I had assumed it wasn't very expensive, but perhaps I'm wrong. I know
preempt_enable() can be expensive because it has to test to see if it needs to
reschedule. But I assumed for disabling/enabling migration, it would just be a
counter and the scheduler would check that it's zero before considing moving the
task to another run queue. (But I have practically zero understanding of the
scheduler so I'll assume I'm wrong...).

Instead of disabling migration, perhaps we could re-check active_cpu after
issuing the local tlbi - if it's now reporting "multiple" we must have been
migrated and we need to upgrade to a braodcast TLBI?

> 
>> +
>>  /*
>>   *	TLB Invalidation
>>   *	================
>> @@ -408,12 +482,20 @@ static inline void flush_tlb_all(void)
>>  static inline void flush_tlb_mm(struct mm_struct *mm)
>>  {
>>  	unsigned long asid;
>> +	bool local;
>>  
>> -	dsb(ishst);
>> +	local = flush_tlb_user_pre(mm, TLBF_NONE);
>>  	asid = __TLBI_VADDR(0, ASID(mm));
>> -	__tlbi(aside1is, asid);
>> -	__tlbi_user(aside1is, asid);
>> -	__tlbi_sync_s1ish(mm);
>> +	if (local) {
>> +		__tlbi(aside1, asid);
>> +		__tlbi_user(aside1, asid);
>> +		dsb(nsh);
>> +	} else {
>> +		__tlbi(aside1is, asid);
>> +		__tlbi_user(aside1is, asid);
>> +		__tlbi_sync_s1ish(mm);
>> +	}
>> +	flush_tlb_user_post(local);
> 
> I think you've changed this since Ryan's original patch, but why are you
> only calling __tlbi_sync_s1ish() for the !local case? Doesn't that break
> the erratum workaround when running as a VM if the vCPU is migrated?

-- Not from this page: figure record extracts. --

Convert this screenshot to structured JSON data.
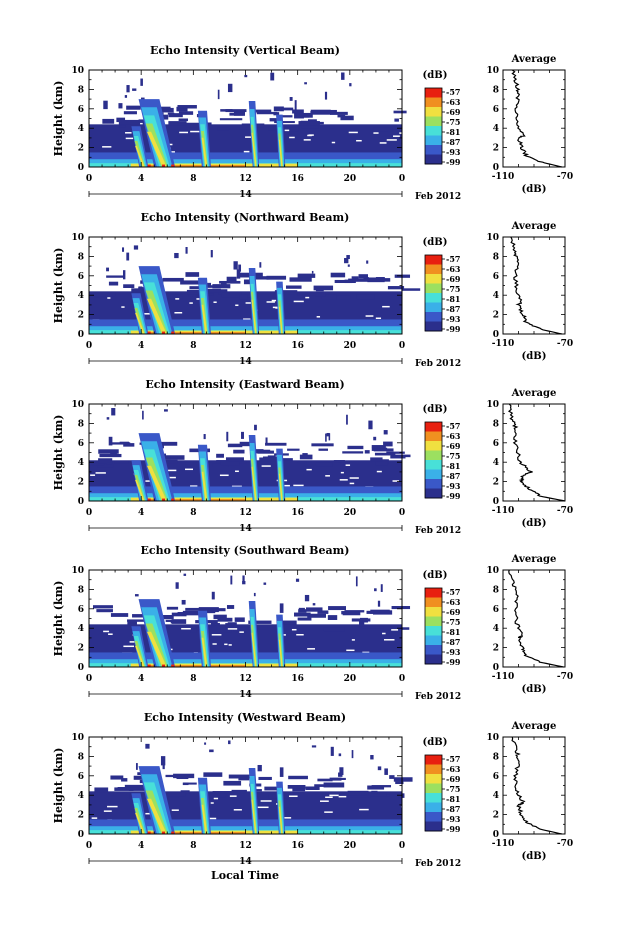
{
  "beam_titles": [
    "Echo Intensity (Vertical Beam)",
    "Echo Intensity (Northward Beam)",
    "Echo Intensity (Eastward Beam)",
    "Echo Intensity (Southward Beam)",
    "Echo Intensity (Westward Beam)"
  ],
  "ylabel": "Height (km)",
  "xlabel": "Local Time",
  "date_suffix": "Feb 2012",
  "date_day": "14",
  "colorbar_unit": "(dB)",
  "colorbar_ticks": [
    "-57",
    "-63",
    "-69",
    "-75",
    "-81",
    "-87",
    "-93",
    "-99"
  ],
  "average_title": "Average",
  "average_xlabel": "(dB)",
  "average_xticks": [
    "-110",
    "-70"
  ],
  "x_ticks": [
    "0",
    "4",
    "8",
    "12",
    "16",
    "20",
    "0"
  ],
  "y_ticks": [
    "0",
    "2",
    "4",
    "6",
    "8",
    "10"
  ],
  "colors": {
    "background_noise": "#2b2f8c",
    "low": "#3a58c8",
    "mid": "#3ab0e8",
    "cyan": "#48e0d8",
    "green": "#9ce060",
    "yellow": "#f0e040",
    "orange": "#f09020",
    "red": "#e82010"
  },
  "chart_data": [
    {
      "type": "heatmap",
      "title": "Echo Intensity (Vertical Beam)",
      "xlabel": "",
      "ylabel": "Height (km)",
      "x_range": [
        0,
        24
      ],
      "ylim": [
        0,
        10
      ],
      "color_range_db": [
        -99,
        -57
      ],
      "features": {
        "noise_layer_top_km": 4.4,
        "high_intensity_bands_hours": [
          4.2,
          5.8,
          9.0,
          12.8,
          14.8
        ]
      },
      "average_profile": {
        "x_db": [
          -72,
          -85,
          -95,
          -98,
          -100,
          -97,
          -101,
          -102,
          -100,
          -101,
          -104
        ],
        "y_km": [
          0,
          0.5,
          1.2,
          2,
          3,
          3.2,
          4.5,
          6,
          7.5,
          8.5,
          10
        ]
      }
    },
    {
      "type": "heatmap",
      "title": "Echo Intensity (Northward Beam)",
      "xlabel": "",
      "ylabel": "Height (km)",
      "x_range": [
        0,
        24
      ],
      "ylim": [
        0,
        10
      ],
      "color_range_db": [
        -99,
        -57
      ],
      "features": {
        "noise_layer_top_km": 4.4,
        "high_intensity_bands_hours": [
          4.2,
          5.8,
          9.0,
          12.8,
          14.8
        ]
      },
      "average_profile": {
        "x_db": [
          -72,
          -86,
          -95,
          -97,
          -100,
          -98,
          -101,
          -102,
          -101,
          -102,
          -105
        ],
        "y_km": [
          0,
          0.5,
          1.2,
          2,
          3,
          3.2,
          4.5,
          6,
          7.5,
          8.5,
          10
        ]
      }
    },
    {
      "type": "heatmap",
      "title": "Echo Intensity (Eastward Beam)",
      "xlabel": "",
      "ylabel": "Height (km)",
      "x_range": [
        0,
        24
      ],
      "ylim": [
        0,
        10
      ],
      "color_range_db": [
        -99,
        -57
      ],
      "features": {
        "noise_layer_top_km": 4.2,
        "high_intensity_bands_hours": [
          4.2,
          5.8,
          9.0,
          12.8,
          14.8
        ]
      },
      "average_profile": {
        "x_db": [
          -70,
          -86,
          -93,
          -98,
          -97,
          -92,
          -99,
          -102,
          -102,
          -104,
          -106
        ],
        "y_km": [
          0,
          0.5,
          1.2,
          2,
          2.6,
          3,
          4,
          6,
          7.5,
          8.5,
          10
        ]
      }
    },
    {
      "type": "heatmap",
      "title": "Echo Intensity (Southward Beam)",
      "xlabel": "",
      "ylabel": "Height (km)",
      "x_range": [
        0,
        24
      ],
      "ylim": [
        0,
        10
      ],
      "color_range_db": [
        -99,
        -57
      ],
      "features": {
        "noise_layer_top_km": 4.4,
        "high_intensity_bands_hours": [
          4.2,
          5.8,
          9.0,
          12.8,
          14.8
        ]
      },
      "average_profile": {
        "x_db": [
          -71,
          -86,
          -95,
          -97,
          -100,
          -98,
          -101,
          -102,
          -101,
          -103,
          -106
        ],
        "y_km": [
          0,
          0.5,
          1.2,
          2,
          3,
          3.2,
          4.5,
          6,
          7.5,
          8.5,
          10
        ]
      }
    },
    {
      "type": "heatmap",
      "title": "Echo Intensity (Westward Beam)",
      "xlabel": "Local Time",
      "ylabel": "Height (km)",
      "x_range": [
        0,
        24
      ],
      "ylim": [
        0,
        10
      ],
      "color_range_db": [
        -99,
        -57
      ],
      "features": {
        "noise_layer_top_km": 4.4,
        "high_intensity_bands_hours": [
          4.2,
          5.8,
          9.0,
          12.8,
          14.8
        ]
      },
      "average_profile": {
        "x_db": [
          -72,
          -86,
          -95,
          -98,
          -100,
          -97,
          -101,
          -102,
          -100,
          -101,
          -104
        ],
        "y_km": [
          0,
          0.5,
          1.2,
          2,
          3,
          3.2,
          4.5,
          6,
          7.5,
          8.5,
          10
        ]
      }
    }
  ]
}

Hmm. So from the guest kernel's perspective, it has concluded that it only needs
to target the local (v)CPU. Since the errata only affect boardcast TLBIs, it
concludes there is no need to issue the workarounds. But since it's a VM, the HW
will upgrade the local TLBIs to broadcast TLBIs, but will not magically
re-instate the workarounds. I guess the simplest solution would be to disable
the optimization when either workaround is enabled.

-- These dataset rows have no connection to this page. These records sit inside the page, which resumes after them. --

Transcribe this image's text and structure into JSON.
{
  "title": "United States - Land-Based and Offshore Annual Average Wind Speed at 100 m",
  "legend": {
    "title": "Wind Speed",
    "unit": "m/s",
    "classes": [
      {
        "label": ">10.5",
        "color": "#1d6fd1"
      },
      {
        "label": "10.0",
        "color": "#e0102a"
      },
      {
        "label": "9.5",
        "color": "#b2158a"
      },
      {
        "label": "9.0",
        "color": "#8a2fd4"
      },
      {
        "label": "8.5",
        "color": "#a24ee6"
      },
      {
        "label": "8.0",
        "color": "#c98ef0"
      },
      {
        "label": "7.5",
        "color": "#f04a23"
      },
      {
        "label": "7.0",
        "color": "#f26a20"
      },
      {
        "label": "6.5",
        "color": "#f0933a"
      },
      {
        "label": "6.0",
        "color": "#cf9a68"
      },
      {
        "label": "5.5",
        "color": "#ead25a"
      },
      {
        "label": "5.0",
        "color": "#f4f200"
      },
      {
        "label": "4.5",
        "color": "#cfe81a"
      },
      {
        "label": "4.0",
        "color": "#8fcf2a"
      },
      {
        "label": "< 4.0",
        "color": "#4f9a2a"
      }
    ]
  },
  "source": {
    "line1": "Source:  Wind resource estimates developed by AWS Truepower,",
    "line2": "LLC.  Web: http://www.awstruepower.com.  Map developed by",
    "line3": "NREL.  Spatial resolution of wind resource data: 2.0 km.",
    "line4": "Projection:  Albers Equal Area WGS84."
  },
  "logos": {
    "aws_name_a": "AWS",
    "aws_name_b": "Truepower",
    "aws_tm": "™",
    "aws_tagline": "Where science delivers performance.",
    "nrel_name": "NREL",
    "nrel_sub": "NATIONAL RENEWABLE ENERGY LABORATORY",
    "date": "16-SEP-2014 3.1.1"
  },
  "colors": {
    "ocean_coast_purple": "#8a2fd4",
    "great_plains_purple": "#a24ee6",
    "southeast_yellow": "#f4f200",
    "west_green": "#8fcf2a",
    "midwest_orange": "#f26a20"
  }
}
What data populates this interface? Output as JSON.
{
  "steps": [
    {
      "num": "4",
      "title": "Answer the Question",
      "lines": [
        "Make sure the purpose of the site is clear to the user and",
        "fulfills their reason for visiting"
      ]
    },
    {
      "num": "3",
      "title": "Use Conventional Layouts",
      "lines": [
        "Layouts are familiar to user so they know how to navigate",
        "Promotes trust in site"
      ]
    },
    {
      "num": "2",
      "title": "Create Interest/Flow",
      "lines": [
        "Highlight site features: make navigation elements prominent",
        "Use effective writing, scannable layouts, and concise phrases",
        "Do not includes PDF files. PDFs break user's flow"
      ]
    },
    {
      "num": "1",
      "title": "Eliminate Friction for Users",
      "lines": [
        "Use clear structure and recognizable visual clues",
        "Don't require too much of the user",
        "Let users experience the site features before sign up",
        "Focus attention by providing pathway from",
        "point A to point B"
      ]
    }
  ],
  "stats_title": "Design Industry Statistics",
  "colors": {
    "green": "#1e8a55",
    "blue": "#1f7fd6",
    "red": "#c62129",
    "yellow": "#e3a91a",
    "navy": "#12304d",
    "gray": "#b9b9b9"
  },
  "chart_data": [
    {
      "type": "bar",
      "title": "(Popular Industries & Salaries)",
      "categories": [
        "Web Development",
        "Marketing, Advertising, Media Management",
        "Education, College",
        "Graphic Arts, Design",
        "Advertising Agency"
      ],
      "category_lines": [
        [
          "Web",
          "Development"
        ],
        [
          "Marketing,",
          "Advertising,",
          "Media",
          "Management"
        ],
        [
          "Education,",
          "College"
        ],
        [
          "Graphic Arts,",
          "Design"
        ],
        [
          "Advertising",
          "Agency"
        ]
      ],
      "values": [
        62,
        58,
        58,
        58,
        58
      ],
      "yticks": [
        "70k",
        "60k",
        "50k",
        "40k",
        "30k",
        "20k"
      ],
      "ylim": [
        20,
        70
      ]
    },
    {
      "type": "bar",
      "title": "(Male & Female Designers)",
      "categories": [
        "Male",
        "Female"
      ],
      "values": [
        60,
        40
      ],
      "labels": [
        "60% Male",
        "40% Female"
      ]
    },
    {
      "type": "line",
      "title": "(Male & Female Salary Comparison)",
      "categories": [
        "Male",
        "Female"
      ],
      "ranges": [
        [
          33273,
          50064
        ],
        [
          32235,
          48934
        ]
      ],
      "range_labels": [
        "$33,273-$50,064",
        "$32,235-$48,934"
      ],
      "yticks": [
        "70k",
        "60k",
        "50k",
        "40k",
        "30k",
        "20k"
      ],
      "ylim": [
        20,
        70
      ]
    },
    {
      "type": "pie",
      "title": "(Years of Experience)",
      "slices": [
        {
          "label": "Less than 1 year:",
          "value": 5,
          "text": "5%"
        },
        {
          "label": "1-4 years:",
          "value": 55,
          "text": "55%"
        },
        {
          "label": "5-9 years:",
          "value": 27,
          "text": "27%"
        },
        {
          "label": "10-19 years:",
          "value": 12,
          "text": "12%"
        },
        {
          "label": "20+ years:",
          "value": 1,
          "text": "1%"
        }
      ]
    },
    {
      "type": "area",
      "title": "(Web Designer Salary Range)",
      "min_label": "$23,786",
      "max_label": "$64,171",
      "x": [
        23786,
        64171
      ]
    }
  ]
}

Perhaps this is all getting a bit too complex for not enough benefit...

Thanks,
Ryan

> 
>> diff --git a/arch/arm64/mm/context.c b/arch/arm64/mm/context.c
>> index 0f4a28b87469..f34ed78393e0 100644
>> --- a/arch/arm64/mm/context.c
>> +++ b/arch/arm64/mm/context.c
>> @@ -214,9 +214,10 @@ static u64 new_context(struct mm_struct *mm)
>>  
>>  void check_and_switch_context(struct mm_struct *mm)
>>  {
>> -	unsigned long flags;
>> -	unsigned int cpu;
>> +	unsigned int cpu = smp_processor_id();
>>  	u64 asid, old_active_asid;
>> +	unsigned int active;
>> +	unsigned long flags;
>>  
>>  	if (system_supports_cnp())
>>  		cpu_set_reserved_ttbr0();
>> @@ -251,7 +252,6 @@ void check_and_switch_context(struct mm_struct *mm)
>>  		atomic64_set(&mm->context.id, asid);
>>  	}
>>  
>> -	cpu = smp_processor_id();
>>  	if (cpumask_test_and_clear_cpu(cpu, &tlb_flush_pending))
>>  		local_flush_tlb_all();
>>  
>> @@ -262,6 +262,30 @@ void check_and_switch_context(struct mm_struct *mm)
>>  
>>  	arm64_apply_bp_hardening();
>>  
>> +	/*
>> +	 * Update mm->context.active_cpu in such a manner that we avoid cmpxchg
>> +	 * and dsb unless we definitely need it. If initially ACTIVE_CPU_NONE
>> +	 * then we are the first cpu to run so set it to our id. If initially
>> +	 * any id other than ours, we are the second cpu to run so set it to
>> +	 * ACTIVE_CPU_MULTIPLE. If we update the value then we must issue
>> +	 * dsb(ishst) to ensure stores to mm->context.active_cpu are ordered
>> +	 * against the TTBR0 write in cpu_switch_mm()/uaccess_enable(); the
>> +	 * store must be visible to another cpu before this cpu could have
>> +	 * populated any TLB entries based on the pgtables that will be
>> +	 * installed.
>> +	 */
>> +	active = READ_ONCE(mm->context.active_cpu);
>> +	if (active != cpu && active != ACTIVE_CPU_MULTIPLE) {
>> +		if (active == ACTIVE_CPU_NONE)
>> +			active = cmpxchg_relaxed(&mm->context.active_cpu,
>> +						 ACTIVE_CPU_NONE, cpu);
>> +
>> +		if (active != ACTIVE_CPU_NONE)
>> +			WRITE_ONCE(mm->context.active_cpu, ACTIVE_CPU_MULTIPLE);
>> +
>> +		dsb(ishst);
>> +	}
>> +
> 
> Can you simplify the 'if' condition here?
> 
> 	if (active == ACTIVE_CPU_NONE) {
> 		if (!try_cmpxchg_relaxed(...))
> 			WRITE_ONCE(...);
> 
> 		dsb(ishst);
> 	}
> 
> (as an aside, maybe we should implement arch_try_cmpxchg{,_relaxed} so
>  we could drop the READ_ONCE() here as well?)
> 
> Will